The Salvadoran Lutheran Church is dedicated to advocacy and action in favor of protecting the environment, locally and globally.  Church members, especially those who work in the area of care for creation, were especially saddened by the loss of so many fellow advocates.  In singing, praying, honoring and remembering, this little Lutheran denomination in a little country dropped everything and stood in solidarity with grieving families across the globe.  The Salvadoran Lutheran Church, which is itself accompanied by many Lutheran Churches (especially from the United States), has a lot to teach the global church about accompanying one another in difficult times.


In the wake of tragedies, in times of disaster, in joyful celebrations and in times of positive change, the Salvadoran Lutheran Church stands in solidarity with the global Lutheran family.  At national and local levels, the church does a respectable job of educating its members about global issues and encouraging local actions of solidarity and activism.  This week, in recognition of the World Day of Water, the church marched alongside people of varied faith traditions and environmental organizations, pleading with authorities to protect El Salvador's water systems from being privatized.  The World Water Day march was just one of several marches within the past week, seeking responsible environmental legislation by the Salvadoran government.

Whether fighting to protect families' rights to clean, potable water or acting to defend the human rights of women in a misogynist society, the Salvadoran Lutheran Church works to build a just community.
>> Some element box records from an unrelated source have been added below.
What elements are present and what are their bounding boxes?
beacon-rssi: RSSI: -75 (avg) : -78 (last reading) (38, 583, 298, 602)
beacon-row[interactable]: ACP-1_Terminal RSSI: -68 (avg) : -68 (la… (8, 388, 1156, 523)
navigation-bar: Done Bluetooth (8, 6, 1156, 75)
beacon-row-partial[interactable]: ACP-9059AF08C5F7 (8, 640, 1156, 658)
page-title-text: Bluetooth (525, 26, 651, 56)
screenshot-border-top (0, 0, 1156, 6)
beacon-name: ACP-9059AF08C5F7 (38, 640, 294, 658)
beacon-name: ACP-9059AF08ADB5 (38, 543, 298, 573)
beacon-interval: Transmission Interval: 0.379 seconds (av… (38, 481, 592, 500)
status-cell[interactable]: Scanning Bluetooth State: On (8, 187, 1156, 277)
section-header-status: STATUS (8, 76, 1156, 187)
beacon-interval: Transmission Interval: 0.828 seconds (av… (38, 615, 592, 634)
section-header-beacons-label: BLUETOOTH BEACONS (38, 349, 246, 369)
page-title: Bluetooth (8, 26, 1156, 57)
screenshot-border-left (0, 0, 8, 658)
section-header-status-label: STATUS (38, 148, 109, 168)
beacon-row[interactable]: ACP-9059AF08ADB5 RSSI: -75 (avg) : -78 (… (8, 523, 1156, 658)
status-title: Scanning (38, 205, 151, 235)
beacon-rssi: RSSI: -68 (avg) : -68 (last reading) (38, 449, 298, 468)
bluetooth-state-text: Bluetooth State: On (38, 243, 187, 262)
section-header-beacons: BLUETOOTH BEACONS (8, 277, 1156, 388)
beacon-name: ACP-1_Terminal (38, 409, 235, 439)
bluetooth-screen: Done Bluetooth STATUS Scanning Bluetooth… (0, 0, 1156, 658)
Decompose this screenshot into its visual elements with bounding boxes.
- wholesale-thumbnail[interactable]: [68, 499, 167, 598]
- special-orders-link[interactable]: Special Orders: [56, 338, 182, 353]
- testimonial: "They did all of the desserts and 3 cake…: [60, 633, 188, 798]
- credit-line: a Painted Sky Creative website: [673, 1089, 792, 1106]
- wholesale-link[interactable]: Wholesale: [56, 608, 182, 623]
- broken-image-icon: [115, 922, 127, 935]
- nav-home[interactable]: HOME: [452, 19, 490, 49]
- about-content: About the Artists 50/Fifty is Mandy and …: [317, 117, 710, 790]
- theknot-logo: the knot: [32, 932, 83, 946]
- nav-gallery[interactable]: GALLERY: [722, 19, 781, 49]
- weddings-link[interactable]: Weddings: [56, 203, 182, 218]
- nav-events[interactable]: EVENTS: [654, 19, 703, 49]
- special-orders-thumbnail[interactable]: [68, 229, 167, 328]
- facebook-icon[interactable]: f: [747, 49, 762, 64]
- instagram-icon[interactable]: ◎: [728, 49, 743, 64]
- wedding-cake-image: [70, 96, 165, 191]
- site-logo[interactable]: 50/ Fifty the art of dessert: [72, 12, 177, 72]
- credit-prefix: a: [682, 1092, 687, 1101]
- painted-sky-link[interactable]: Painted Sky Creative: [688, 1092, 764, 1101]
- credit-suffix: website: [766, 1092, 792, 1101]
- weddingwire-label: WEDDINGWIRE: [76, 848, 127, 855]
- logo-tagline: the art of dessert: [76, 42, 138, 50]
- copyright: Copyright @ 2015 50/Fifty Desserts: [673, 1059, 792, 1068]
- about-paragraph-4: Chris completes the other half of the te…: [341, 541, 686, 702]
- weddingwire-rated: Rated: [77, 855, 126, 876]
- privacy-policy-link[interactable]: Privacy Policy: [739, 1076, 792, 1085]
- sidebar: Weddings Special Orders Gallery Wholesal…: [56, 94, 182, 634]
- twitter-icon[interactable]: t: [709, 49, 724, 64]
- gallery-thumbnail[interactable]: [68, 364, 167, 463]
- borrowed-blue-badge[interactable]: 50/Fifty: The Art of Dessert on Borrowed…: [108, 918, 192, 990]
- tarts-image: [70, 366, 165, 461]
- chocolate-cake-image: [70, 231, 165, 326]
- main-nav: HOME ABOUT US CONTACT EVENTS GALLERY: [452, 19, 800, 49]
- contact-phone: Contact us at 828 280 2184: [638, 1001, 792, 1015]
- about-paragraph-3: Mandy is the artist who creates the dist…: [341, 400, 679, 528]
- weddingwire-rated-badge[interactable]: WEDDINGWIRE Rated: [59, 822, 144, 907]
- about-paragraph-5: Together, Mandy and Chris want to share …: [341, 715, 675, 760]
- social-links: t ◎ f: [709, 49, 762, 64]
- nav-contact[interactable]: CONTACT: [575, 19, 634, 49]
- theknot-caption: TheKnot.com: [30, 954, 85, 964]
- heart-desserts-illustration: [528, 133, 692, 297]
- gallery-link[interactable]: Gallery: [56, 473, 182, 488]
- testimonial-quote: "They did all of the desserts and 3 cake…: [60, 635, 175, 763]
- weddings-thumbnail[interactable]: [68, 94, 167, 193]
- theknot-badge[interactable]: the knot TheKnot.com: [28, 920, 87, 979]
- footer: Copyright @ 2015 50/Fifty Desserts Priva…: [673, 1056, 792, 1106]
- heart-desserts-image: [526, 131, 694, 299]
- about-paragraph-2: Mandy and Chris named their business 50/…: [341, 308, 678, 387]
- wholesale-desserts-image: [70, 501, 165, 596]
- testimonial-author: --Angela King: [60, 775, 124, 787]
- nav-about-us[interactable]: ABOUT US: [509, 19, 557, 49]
Tomorrow, our local Salvadoran Lutheran Church will celebrate its 23rd anniversary as a congregation and as a community.  The celebration will be intertwined with the celebration of Women's Month (the whole month of March), the World Day of Prayer, and International Women's Day.  The whole day is being planned by women from the community.

Earlier this month we had a glimpse of what will take place tomorrow.  Women pastors and lay-leaders from the north and central regions of the El Salvador gathered at the Bishop's church in San Salvador to celebrate, using resources developed by the World Day of Prayer International Committee - an ecumenical group of Christian women dedicated to prayer and action with the goal of increasing peace and justice in the world. This year is dedicated to the nation of Slovenia.  Worship leaders were encouraged to learn and share a bit of the history, artwork, stories and testimonies of faith from Slovenian women. 



The Bishop's church was adorned with Salvadoran flags and Slovenian flags.  Women in attendance received purple ribbons and flowers.  During worship, Salvadoran women read the testimonies of four Slovenian women, and then one Salvadoran woman shared her own moving testimony.  Finding common threads of life experience, God's patience and perseverance, and God's amazing grace among Slovenian and Salvadoran women help to build relationships across the globe, and help women who are going through difficult times to know they are not alone.


When the little ones were all invited up to the front to sing, they were cheered on by all of the mothers, grandmothers, and great-grandmothers in the congregation.  No one is too old to have fun singing "El Amor de Dios es Maravilloso":  The love of God is wonderful.  The love of God is so big.  Nothing is above, below or outside of God's love.


The biblical text for the day was Luke 14:15-24 which is the parable of The Great Banquet.  This year's theme, "Come, everything is ready," is a call both to come and to invite.  The artwork for this year's event was created by Slovenian artist Rezka Arnus and features images of Slovenian women, a banquet set with traditional food and grapes, and marginalized children who received the invitation and have come to the banquet.  There is enough food and enough love for all.

I walk through my life as a Lutheran.  Sometimes when we are in our comfortable Lutheran Churches, we settle into schedules, routines, traditions, and we forget that we are part of a global Lutheran family.  We can forget that we are linked together in God's big story and that we grow in knowledge, faith, hope and love when we are connected to one another.  When we walk together, when we stand in solidarity with each other, when we need one another, and when we help each other, we are sharing God's big family banquet together.  We are family.  We are family.